Aboseif Sherif R, Franke Ethan I, Nash Steven D, Slutsky Joel N, Baum Neil H, Tu Le Mai, Galloway Niall T, Pommerville Peter J, Sutherland Suzette E, Bresette John F
Department of Urology, Kaiser Permanente, Los Angeles, California 90027, USA.
J Urol. 2009 May;181(5):2187-91. doi: 10.1016/j.juro.2009.01.039. Epub 2009 Mar 17.
We determined the efficacy, safety, adjustability and technical feasibility of the adjustable continence therapy device (Uromedica, Plymouth, Minnesota) for the treatment of recurrent female stress urinary incontinence.
Female patients with recurrent stress urinary incontinence were enrolled in the study and a defined set of exclusionary criteria were followed. Baseline and regular followup tests to determine eligibility, and to measure subjective and objective improvement were performed. A trocar was passed fluoroscopically and with digital vaginal guidance to the urethrovesical junction through small incisions between the labia majora and minora. The adjustable continence therapy device was delivered and the balloons were filled with isotonic contrast. The injection ports for balloon inflation were placed in a subcutaneous pocket in each labia majora. Device adjustments were performed percutaneously in the clinic postoperatively. An approved investigational device exemption Food and Drug Administration protocol was followed to record all adverse events.
A total of 162 subjects underwent implantation with 1 year of data available on 140. Mean Stamey score improved by 1 grade or more in 76.4% (107 of 140) of subjects. Improvement in the mean incontinence quality of life questionnaire score was noted at 36.5 to 70.7 (p <0.001). Reductions in mean Urogenital Distress Inventory (60.3 to 33.4) and Incontinence Impact Questionnaire (54.4 to 23.4) scores also occurred (p <0.001). Mean provocative pad weight decreased from 49.6 to 11.2 gm (p <0.001). Of the patients 52% (67 of 130) were dry at 1 year (less than 2 gm on provocative pad weight testing) and 80% (102 of 126) were improved (greater than 50% reduction on provocative pad weight testing). Complications occurred in 24.4% (38 of 156) of patients. Explantation was required in 18.3% (28 of 153) of the patients during 1 year.
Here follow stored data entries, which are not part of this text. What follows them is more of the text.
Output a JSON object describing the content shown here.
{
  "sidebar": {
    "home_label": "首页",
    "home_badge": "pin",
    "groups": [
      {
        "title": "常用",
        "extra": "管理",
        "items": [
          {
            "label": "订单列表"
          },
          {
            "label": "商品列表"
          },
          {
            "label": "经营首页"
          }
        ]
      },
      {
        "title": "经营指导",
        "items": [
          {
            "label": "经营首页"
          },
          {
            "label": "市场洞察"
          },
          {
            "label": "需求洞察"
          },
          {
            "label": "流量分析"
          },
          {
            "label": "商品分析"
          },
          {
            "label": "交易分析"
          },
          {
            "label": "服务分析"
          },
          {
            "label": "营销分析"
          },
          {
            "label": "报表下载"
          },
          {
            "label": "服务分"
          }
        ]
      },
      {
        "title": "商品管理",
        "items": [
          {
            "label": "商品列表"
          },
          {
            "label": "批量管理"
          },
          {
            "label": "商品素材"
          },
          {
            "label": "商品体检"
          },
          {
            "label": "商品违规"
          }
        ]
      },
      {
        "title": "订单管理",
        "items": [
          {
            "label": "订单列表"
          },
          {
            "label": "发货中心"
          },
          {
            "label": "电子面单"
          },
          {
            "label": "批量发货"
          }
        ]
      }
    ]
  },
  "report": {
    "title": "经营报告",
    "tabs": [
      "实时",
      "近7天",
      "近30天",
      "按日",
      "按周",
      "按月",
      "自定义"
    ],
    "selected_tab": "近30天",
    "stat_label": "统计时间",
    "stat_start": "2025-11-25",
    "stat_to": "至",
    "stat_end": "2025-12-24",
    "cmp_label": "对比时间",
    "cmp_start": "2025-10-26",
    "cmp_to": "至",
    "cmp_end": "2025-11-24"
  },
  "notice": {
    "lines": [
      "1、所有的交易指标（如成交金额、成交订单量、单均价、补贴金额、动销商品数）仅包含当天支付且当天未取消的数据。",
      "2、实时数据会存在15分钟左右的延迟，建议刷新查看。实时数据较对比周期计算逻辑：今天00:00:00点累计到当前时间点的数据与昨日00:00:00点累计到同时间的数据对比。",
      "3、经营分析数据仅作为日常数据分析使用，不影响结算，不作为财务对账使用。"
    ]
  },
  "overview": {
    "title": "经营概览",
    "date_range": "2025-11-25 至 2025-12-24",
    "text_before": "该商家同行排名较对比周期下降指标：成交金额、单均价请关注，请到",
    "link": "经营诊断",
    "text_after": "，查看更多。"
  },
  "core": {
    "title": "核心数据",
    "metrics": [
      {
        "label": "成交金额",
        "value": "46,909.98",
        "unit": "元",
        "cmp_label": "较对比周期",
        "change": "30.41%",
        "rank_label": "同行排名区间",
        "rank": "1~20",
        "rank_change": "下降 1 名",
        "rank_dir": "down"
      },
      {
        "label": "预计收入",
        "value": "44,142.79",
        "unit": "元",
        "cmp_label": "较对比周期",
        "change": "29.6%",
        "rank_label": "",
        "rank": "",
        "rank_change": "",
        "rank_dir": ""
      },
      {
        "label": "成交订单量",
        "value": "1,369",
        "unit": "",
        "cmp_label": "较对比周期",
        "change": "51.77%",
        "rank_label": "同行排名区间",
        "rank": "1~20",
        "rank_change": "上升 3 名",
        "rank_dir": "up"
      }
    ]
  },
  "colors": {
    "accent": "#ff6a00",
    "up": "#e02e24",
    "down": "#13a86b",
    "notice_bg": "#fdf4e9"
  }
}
In terms of the complications 96.0% were considered to be mild or moderate.
The Uromedica adjustable continence therapy device is an effective, simple, safe and minimally invasive treatment for recurrent female stress urinary incontinence. It can be easily adjusted percutaneously to enhance efficacy and complications are usually easily manageable. Explantation does not preclude later repeat implantation.
我们确定了可调节性控尿治疗装置(Uromedica公司,明尼苏达州普利茅斯)治疗复发性女性压力性尿失禁的疗效、安全性、可调节性及技术可行性。
将复发性压力性尿失禁的女性患者纳入研究,并遵循一系列明确的排除标准。进行基线及定期随访检查以确定入选资格,并测量主观及客观改善情况。在荧光镜引导下并通过数字阴道引导,将套管针经大阴唇和小阴唇之间的小切口插入至尿道膀胱交界处。置入可调节性控尿治疗装置,并向球囊内注入等渗造影剂。球囊充盈的注射端口置于两侧大阴唇的皮下囊袋中。术后在门诊经皮进行装置调节。遵循美国食品药品监督管理局批准的研究性器械豁免方案记录所有不良事件。
共有162例患者接受了植入手术,140例有1年的可用数据。76.4%(140例中的107例)的患者平均Stamey评分提高了1级或更多。平均尿失禁生活质量问卷评分改善至36.5至70.7(p<0.001)。平均泌尿生殖系统困扰量表评分(从60.3降至33.4)及尿失禁影响问卷评分(从54.4降至23.4)也有所降低(p<0.001)。平均激发试验垫重量从49.6克降至11.2克(p<0.001)。52%(130例中的67例)的患者在1年时达到干爽(激发试验垫重量测试小于2克),80%(126例中的102例)有所改善(激发试验垫重量测试减少超过50%)。24.4%(156例中的38例)的患者出现并发症。18.3%(153例中的28例)的患者在1年内需要取出装置。就并发症而言,96.0%被认为是轻度或中度。
Uromedica可调节性控尿治疗装置是一种治疗复发性女性压力性尿失禁的有效、简单、安全且微创的方法。它可经皮轻松调节以提高疗效,并发症通常易于处理。取出装置并不妨碍日后再次植入。